Sunday, July 6, 2008

The Deliberate Strangeness of It All: Chilling Adventures in Sorcery #3

A few years ago, I was browsing the internet for some Archie comics for my wife. My search led tangentially to Archie's Mad House comics. When I was young, I always grew excited whenever Mad House Comics would occasionally appear; I liked Archie, but Mad House Comics featured strange creatures and shenanigans. Those comics showcased a world in which I felt at home. Sure, the Mad House Comics artists drew in the Archie Comics Group (ACG) house style, and the stories always followed the same humorous bent as the Archie comics, but I took what I could get, even though what I got was a bit sillier than what I wanted.

Well, I discovered in my search that Archie Comics Group had indeed published just the type of comics I was wanting...they just published them before I was old enough to read. In the late summer/early fall of 1972 (I would have been about one-and-a-half years old), ACG published two issues of Chilling Adventures in Sorcery as Told by Sabrina...

...and then stopped production of that comic, until a year later, when ACG changed the title, adopting a more serious tone by dropping "as Told by Sabrina" and featuring much more sinister cover art and more realistic (less Archie-like) interior art, all by editor/writer/artist





artist Gray Morrow, who not only created the artwork (cover and interior) for this entire issue, but also edited the entire run, created each cover, and provided story and art for at least a story a piece in each of the nine issues this revamp ran.

Morrow's cover for this first issue* of Chilling Adventures in Sorcery departs dynamically from the prior issues: the images ( a ghost, a demon, a witch, a ghoul, Frankenstein's monster, a spider, a snake, a skull, and even Death itself) are much scarier, made all the more frightening by Morrow's famed detailed anatomical linework. The colors and text features denote a more serious approach to horror, as does the masthead change from Archie Series to Red Circle Comics Group. One wonders if these were all Morrow's ideas, if perhaps he agreed to write/draw/edit for ACG if the company allowed him to create his own line. Any ideas, anyone?

The issue itself contains four separate stories, all variations on the fate/revenge/ironic twist story format made famous by EC Comics (Tales from the Crypt, The Vault of Horror, etc...) and perpetuated by nearly every horror comics anthology series since. What elevates the stories in this comic from the pedestrian is Morrow's sense of style and design. Morrow was renowned among comic book artists for his "realistic" line work, and that's present here, of course, but Morrow also excels in his color work and his panel structure. He used a multi-colore, muted pallete for most of his panels, but to emphasize certain emotions, or to highlight the climax of a story, he would shade a panel entirely in hues of red, or of green, or orange, all to heighten the horror.
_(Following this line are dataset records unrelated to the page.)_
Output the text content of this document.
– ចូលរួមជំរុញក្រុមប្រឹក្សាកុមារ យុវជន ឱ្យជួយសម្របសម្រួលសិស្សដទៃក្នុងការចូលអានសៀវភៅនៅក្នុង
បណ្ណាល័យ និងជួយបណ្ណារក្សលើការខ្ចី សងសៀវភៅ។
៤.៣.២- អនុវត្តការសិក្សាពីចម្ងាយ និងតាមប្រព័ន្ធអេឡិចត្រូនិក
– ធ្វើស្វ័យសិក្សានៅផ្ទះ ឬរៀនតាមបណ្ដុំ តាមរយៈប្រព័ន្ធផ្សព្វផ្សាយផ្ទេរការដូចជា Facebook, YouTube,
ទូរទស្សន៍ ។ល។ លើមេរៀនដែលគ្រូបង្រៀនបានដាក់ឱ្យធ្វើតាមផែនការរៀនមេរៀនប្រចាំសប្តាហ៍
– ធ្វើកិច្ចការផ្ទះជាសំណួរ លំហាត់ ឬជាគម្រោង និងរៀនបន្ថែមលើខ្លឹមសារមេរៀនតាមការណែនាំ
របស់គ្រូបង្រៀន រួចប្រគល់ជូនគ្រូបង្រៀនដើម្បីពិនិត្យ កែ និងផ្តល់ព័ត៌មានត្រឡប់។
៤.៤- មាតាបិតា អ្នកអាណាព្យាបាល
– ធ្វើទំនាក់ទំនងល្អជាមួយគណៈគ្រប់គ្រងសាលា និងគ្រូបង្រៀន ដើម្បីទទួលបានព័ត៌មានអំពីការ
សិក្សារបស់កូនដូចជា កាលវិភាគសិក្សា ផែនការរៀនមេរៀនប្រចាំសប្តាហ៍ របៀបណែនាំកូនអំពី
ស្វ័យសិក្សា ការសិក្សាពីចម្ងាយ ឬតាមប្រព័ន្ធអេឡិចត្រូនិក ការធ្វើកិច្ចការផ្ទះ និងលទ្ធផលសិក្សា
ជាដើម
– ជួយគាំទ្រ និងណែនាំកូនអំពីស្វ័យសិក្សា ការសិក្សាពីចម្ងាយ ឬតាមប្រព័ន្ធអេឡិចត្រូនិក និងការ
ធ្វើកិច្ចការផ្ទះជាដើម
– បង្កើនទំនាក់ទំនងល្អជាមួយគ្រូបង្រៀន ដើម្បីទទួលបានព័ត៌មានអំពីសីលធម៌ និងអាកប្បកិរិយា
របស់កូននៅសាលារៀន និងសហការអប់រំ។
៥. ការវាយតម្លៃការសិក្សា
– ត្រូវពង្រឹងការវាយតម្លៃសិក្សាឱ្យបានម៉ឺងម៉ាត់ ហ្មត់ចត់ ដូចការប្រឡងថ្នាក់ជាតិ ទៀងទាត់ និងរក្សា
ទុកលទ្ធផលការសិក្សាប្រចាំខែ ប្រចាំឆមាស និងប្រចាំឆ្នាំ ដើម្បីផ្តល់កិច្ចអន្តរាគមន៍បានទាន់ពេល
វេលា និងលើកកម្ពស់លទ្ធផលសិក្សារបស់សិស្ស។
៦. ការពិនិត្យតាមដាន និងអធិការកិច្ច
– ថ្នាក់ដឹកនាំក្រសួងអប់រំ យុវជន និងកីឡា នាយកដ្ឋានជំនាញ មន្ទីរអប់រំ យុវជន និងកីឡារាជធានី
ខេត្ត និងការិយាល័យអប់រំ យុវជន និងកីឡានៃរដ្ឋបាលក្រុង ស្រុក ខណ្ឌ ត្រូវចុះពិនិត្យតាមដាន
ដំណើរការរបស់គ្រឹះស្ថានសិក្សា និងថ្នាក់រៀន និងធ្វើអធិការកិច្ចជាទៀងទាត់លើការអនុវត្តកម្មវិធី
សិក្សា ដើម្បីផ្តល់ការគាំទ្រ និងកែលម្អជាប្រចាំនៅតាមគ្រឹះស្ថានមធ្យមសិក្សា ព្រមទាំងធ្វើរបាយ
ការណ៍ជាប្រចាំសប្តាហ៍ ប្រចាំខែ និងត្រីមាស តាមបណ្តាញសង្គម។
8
Morrow would also use his paneling to heighten his stories. A page of a typical six-paneled structure will often be followed by a page of three vertical panels, or page with no true panel borders. Morrow didn't seem, though, to haphazardly vary his panels; he used his panels as a storytelling device much as a poet uses beats and breaks in verse and stanza to convey meaning. All this may seem commonplace today, but for the early '70s, and for the company paying Morrow, this type of panel variation proved to be innovative.

Unfortunately, the Chilling Adventures in Sorcery comic would be short-lived. After only two more issues, the series changed its title (again) to Red Circle Sorcery, and it would run only six issues, commencing at #11 in late '75/early '74. The series continued to feature work from outstanding artists such as Pay Boyette, Howard Chaykin, Alex Toth, and Morrow himself. As for Morrow, after this series concluded, he contributed to occasional comics from both DC and Marvel as well as helping illustrate the occasional comic strip. In '83, he began illustrating the Tarzan comic strip, and he continued doing so until 2001. Gray Morrow died that year from (purportedly) a self-inflicted gunshot wound. He was sixty-six.


*Notes - Most likely, ACG continued the numbering--rather than start a new issue at #1--because renumbering would have cost them more money (go ask the USPS).